In Switzerland, a bill amending the fintech license for payment service providers (including those using stablecoin) and providers of crypto assets is currently being drafted within the Federal Department of Finance and expected to be submitted for public consultation in 2025.

It therefore seems to be consistent with these developments that FINMA’s Guidance 06/2024 emphasizes the link of stablecoin arrangements to the prudentially regulated sector by highlighting the prudential considerations to be taken into account by the bank issuing the default guarantee, which currently allows stablecoin issuers to operate only under anti-money laundering regulations, and the commonalities in the respective implementations of an anti-money laundering framework that FINMA expects from regulated banks and from not prudentially regulated stablecoin issuers.

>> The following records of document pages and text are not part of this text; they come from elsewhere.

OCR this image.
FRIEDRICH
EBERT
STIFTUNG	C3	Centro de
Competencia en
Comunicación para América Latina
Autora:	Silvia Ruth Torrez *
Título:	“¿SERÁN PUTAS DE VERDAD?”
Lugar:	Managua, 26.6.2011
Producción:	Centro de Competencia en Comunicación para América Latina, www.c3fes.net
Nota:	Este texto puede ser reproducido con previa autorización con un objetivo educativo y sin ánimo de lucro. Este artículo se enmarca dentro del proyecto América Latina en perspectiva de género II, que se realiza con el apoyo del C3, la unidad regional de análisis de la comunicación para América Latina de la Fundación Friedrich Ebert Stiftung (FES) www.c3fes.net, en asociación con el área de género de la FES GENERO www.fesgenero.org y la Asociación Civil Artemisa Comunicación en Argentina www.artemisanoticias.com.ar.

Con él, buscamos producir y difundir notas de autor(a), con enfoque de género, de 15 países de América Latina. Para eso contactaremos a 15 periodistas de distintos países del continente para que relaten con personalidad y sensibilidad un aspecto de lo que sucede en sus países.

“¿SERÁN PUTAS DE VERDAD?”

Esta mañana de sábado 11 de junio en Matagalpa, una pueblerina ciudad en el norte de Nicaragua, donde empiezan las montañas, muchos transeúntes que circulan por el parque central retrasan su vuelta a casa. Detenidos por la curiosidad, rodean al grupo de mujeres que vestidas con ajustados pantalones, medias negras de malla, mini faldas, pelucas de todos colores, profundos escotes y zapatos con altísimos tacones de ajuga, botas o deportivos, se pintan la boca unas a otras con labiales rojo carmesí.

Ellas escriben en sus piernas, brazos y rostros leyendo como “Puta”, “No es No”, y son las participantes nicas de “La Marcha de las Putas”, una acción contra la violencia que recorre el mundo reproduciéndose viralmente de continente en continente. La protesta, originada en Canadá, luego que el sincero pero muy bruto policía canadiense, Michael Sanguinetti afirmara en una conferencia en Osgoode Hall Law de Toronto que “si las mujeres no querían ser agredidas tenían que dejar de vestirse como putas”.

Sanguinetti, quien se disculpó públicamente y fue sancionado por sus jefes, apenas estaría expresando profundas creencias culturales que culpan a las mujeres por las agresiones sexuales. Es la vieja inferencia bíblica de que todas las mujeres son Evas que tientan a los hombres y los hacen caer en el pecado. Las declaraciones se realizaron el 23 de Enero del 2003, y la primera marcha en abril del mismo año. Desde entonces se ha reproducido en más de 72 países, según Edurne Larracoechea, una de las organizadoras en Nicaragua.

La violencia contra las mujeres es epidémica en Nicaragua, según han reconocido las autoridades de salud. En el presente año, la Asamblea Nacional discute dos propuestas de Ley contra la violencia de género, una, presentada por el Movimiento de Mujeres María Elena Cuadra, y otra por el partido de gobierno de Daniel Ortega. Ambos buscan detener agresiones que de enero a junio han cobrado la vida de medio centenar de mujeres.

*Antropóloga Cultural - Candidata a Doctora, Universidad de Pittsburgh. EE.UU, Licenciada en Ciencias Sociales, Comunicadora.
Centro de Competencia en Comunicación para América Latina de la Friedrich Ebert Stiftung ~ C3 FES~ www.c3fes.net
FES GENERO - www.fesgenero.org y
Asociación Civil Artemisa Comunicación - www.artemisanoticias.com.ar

This is underlined by FINMA’s reference to the potential fragility of arrangements involving stablecoin issuers outside the prudential perimeter on the basis of a bank-issued guarantee (e.g. operational aspects relating to the terms of the guarantee, but also the lack of deposit protection for holders of such stablecoins), although some of the constraints on the use of such guarantee arrangements to be exempt from an authorization requirement under the Banking Act, as well as certain residual concerns from a prudential perspective, go beyond their application in the context of stablecoins (as Guidance 06/2024 itself points out, and as is also clear from the discussion in the Federal Council’s 2022 report on amendments to the fintech license regime).

While the requirements set forth in the text of Guidance 06/2024 are important (and potentially quite restrictive, particularly with respect to KYC/CDD requirements), Guidance 06/2024 also signals the need for stablecoin issuers to be prepared to adapt to a rapidly evolving regulatory environment and a broadening scope of prudential regulation.